A sala de imprensa da Santa Sé vai acolher ainda vários especialistas, como o jesuíta Adelson Araújo dos Santos, professor de Teologia Espiritual; a irmã Augusta de Oliveira, responsável geral das Irmãs de Maria Reparadora; e o cientista brasileiro Carlos Nobre, um dos autores do IV Relatório de Avaliação do IPCC, organismo que, em 2007, foi agraciado com o Prémio Nobel da Paz.

A 27 de outubro de 2019, na Missa conclusiva do Sínodo Especial da Amazónia, o Papa disse que a Igreja Católica tem de ouvir o “grito dos pobres” e deixou críticas a quem se julga “superior” a eles, perante Deus.

“Quantas vezes, mesmo na Igreja, as vozes dos pobres não são escutadas, acabando talvez vilipendiadas ou silenciadas, porque incómodas. Rezemos, pedindo a graça de saber escutar o grito dos pobres: é o grito de esperança da Igreja”, declarou.

Após três semanas de trabalhos, acompanhadas por críticas de diversos setores, no interior da Igreja Católica, Francisco questionou quem “levanta muros” perante os excluídos e os necessitados, “para aumentar as distâncias, tornando os outros ainda mais descartados”.

O documento final do Sínodo 2019 alertava para a destruição “dramática” da Amazónia, enunciando “pecados ecológicos” e apresentando a Igreja Católica como “aliada” na defesa da vida e da terra dos povos amazónicos.

O texto admite a ordenação sacerdotal de diáconos casados, tendo em vista a celebração dominical da Eucaristia nas regiões “mais remotas” da Amazónia.

O ponto 111, aprovado com 41 votos contra (o número mais alto nos 120 pontos do documento) e 128 a favor, propõe a “ordenação sacerdotal de homens idóneos e reconhecidos pela comunidade, que tenham um diaconado permanente fecundo e recebam uma formação adequada para o presbiterado”.

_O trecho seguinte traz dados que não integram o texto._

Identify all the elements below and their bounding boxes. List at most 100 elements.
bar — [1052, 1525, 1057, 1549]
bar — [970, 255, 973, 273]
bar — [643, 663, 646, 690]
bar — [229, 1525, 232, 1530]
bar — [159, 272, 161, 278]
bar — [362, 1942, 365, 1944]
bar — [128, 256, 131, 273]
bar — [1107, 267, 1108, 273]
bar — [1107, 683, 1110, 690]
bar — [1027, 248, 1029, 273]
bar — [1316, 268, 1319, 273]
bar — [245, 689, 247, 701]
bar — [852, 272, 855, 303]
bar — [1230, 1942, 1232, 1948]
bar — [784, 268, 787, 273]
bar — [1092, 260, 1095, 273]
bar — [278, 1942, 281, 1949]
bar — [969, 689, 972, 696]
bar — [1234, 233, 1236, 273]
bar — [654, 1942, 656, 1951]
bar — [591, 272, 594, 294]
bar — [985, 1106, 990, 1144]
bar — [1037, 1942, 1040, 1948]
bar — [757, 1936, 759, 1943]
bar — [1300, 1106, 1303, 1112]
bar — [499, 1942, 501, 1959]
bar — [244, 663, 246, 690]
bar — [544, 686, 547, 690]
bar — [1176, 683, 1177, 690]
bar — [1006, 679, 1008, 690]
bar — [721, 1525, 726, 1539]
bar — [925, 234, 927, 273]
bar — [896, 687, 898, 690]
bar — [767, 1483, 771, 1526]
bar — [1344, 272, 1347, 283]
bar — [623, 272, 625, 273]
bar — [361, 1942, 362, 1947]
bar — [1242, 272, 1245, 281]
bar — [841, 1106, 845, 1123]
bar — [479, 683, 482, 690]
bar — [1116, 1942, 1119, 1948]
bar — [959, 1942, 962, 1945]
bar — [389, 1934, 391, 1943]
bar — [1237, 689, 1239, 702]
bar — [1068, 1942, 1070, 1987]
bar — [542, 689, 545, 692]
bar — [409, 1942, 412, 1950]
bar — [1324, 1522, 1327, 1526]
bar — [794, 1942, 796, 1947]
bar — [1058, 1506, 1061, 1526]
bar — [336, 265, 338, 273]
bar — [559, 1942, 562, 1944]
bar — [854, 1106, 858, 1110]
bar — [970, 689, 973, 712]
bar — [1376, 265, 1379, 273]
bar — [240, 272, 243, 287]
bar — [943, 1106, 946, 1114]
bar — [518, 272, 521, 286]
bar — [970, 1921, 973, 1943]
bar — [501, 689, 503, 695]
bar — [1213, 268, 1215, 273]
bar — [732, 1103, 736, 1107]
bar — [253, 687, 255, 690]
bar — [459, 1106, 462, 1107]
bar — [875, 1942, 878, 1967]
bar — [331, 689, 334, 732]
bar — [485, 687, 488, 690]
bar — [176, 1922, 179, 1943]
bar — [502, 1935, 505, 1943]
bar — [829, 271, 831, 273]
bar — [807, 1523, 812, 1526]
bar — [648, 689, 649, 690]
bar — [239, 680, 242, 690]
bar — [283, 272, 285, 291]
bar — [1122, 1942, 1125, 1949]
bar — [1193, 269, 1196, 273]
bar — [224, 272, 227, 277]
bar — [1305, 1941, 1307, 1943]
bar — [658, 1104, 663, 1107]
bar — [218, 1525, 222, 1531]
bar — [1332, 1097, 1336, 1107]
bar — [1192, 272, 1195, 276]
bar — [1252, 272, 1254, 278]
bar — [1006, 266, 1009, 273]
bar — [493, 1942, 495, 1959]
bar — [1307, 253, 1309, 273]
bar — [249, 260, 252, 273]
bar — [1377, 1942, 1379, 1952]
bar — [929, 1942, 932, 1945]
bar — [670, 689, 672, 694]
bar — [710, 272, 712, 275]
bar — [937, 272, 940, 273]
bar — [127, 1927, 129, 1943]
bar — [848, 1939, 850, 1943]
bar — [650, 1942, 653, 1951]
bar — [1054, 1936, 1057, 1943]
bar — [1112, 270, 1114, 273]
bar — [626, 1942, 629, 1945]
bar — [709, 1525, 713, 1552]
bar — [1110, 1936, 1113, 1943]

O sacerdócio está reservado, na Igreja Latina (que engloba a maioria das comunidades católicas no mundo, como em Portugal), a homens solteiros; alguns ritos próprios, em comunhão com Roma, admitem a ordenação de homens casados como padres.

Os participantes no primeiro Sínodo especial para a Amazónia pediram que se permita a ordenação de homens com “família legitimamente constituída e estável”, para “sustentar a vida da comunidade cristã através da pregação da Palavra e a celebração dos Sacramentos nas zonas mais remotas da região amazónica”.

“A este respeito, alguns pronunciaram-se em favor de uma abordagem universal do tema”, acrescenta o documento final.

O Concílio Vaticano II (1962-1965) restaurou o diaconado permanente, a que podem aceder homens casados (depois de terem completado 35 anos de idade), o que não acontece com o sacerdócio; o diaconado exercido por candidatos ao sacerdócio só é concedido a homens solteiros.

O Sínodo dos Bispos pode ser definido, em termos gerais, como uma assembleia consultiva de representantes dos episcopados católicos, a que se juntam peritos e outros convidados, com a tarefa ajudar o Papa no governo da Igreja.

A região pan-amazónica tem uma extensão de 7,8 milhões de km2, incluindo áreas do Brasil, Bolívia, Peru, Equador, Colômbia, Venezuela, Guiana, Suriname e Guiana Francesa; dos seus cerca de 33 milhões de habitantes, 3 milhões são indígenas pertencentes a 390 grupos ou povos.

OC

O documento final do primeiro Sínodo especial para a Amazónia, dividido em 120 pontos, tem cinco capítulos:

I – Amazónia, da escuta à conversão integral.

II – Novos caminhos de conversão pastoral.

III – Novos caminhos de conversão cultural.

IV – Novos caminhos de conversão ecológica.

V – Novos caminhos de conversão sinodal.